Transient focal cerebral ischemia was induced in mice by intraluminal occlusion of the left middle cerebral artery (MCAO) for 50 min as described previously . Details of MCAO surgery and tissue collection and processing are provided in SI Materials and Methods.
Cell Lines, In Vitro Ischemia by Oxygen-Glucose Deprivation/Reoxygenation (OGD/R), and Cell Survival Assays
N2a cells (ATCC) and primary cortical neurons were subjected to in vitro ischemia by oxygen and glucose deprivation for 3 h (N2a) or 1 h (primary neurons), followed by incubation in glucose-containing medium under normoxic conditions for various times . N2a cells survival was assayed using Cell Counting Kit-8 (Dojindo Laboratories, Kumamoto, Japan) . Primary neuronal cell viability was assessed by calcein-AM/propidium iodide (PI) staining assay as previously described [31, 33]. Details of cell culture, OGD/R, and cell survival assays are provided in SI Materials and Methods.
Plasmid and siRNA Transfection, RNA Extraction, Real-Time RT-qPCR, Western Blotting Analysis
Myc-DDK-CaMKIIδ plasmid (OriGene) plasmid and CAMK2D- or CAMK2G-targeted siRNAs were transfected using standard procedures according the manufacturers’ instructions. Total RNAs from tissues or cells were extracted using TRIzol LS Reagent or RNeasy mini kit (Qiagen). Sequences of real-time polymerase chain reaction (PCR) primers are provided in Table S1. Details of transfection procedures, RNA extraction, real-time RT-qPCR, and Western blotting analysis are given in SI Materials and Methods.

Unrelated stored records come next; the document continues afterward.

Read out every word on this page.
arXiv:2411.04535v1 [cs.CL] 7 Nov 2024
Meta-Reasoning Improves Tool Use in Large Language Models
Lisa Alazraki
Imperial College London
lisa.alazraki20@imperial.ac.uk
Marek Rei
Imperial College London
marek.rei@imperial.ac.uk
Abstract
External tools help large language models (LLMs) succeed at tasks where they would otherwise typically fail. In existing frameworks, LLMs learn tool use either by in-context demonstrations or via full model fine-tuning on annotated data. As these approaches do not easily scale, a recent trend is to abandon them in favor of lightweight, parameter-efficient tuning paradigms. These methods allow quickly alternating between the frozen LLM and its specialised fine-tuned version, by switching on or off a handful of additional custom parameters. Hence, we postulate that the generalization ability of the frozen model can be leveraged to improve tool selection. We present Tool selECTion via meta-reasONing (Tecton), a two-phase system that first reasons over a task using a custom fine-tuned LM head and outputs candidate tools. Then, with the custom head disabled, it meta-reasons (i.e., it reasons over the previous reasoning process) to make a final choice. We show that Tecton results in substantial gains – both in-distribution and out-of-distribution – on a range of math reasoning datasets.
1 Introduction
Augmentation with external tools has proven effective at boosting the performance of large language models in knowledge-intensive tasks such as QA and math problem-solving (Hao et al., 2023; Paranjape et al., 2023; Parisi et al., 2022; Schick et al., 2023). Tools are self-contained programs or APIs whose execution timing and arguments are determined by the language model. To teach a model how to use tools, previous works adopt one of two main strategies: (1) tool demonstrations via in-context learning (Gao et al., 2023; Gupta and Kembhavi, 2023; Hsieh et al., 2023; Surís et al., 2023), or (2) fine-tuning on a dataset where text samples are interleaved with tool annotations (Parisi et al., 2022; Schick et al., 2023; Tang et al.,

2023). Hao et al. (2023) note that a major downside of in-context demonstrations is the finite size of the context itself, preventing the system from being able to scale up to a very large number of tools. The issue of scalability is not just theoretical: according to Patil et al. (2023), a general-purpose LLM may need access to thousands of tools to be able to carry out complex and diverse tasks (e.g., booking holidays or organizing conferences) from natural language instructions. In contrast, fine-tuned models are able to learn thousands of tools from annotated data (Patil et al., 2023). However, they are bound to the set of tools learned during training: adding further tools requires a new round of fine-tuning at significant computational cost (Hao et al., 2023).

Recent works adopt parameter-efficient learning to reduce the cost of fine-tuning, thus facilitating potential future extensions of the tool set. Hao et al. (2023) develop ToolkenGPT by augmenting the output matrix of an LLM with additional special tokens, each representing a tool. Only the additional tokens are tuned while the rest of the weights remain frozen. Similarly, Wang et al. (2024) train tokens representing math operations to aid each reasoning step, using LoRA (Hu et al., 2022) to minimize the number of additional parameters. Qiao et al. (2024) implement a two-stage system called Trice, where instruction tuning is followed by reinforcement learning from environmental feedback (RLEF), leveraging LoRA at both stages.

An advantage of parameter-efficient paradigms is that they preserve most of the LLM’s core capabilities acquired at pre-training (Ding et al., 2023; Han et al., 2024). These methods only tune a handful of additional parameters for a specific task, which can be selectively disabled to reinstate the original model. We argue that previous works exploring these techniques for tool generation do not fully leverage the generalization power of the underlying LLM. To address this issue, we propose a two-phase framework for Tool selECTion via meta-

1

All measurements were performed by investigators who were blinded to the experimental conditions. Data was analyzed by using the Student’s t test for comparison between two groups (two-tailed) and one-way or two-way ANOVA for multiple groups followed by Bonferroni’s multiple comparisons test. All statistical analysis was done using GraphPad Prism IV software (GraphPad Software, La Jolla, CA, USA). All values are shown as the mean ± SEM of at least three independent experiments. A p value < 0.05 was considered statistically significant (*p < 0.05; **p < 0.01; ***p < 0.001; ****p < 0.0001; ns, not significant).
The author is particularly indebted to Drs. Zhenlong Zhao, Shuying Dong, Mohammad Iqbal Hossain Bhuiyan, Jinjun Zhao, Dengming Lai, Linsong Chen, Huan Liu, Junting Cai, Fengyan Zhao, Victoria Veroli, and Zhongling Zhang for their technical support and helpful discussions during the study. This work was supported in part by the National Institutes of Health grant R21NS096946 (Wang, QJ), Department of Defense award PC150190 (Wang, QJ), NIH NS038118 (Sun). National Nature Science Foundation of China grant NSFC81701185 (Xu) and Science and Technology Planning Project of Guangdong Province 2016A020215120 (Ye).
Compliance with Ethical Standards
Conflict of Interest
The authors declare that they have no conflict of interest.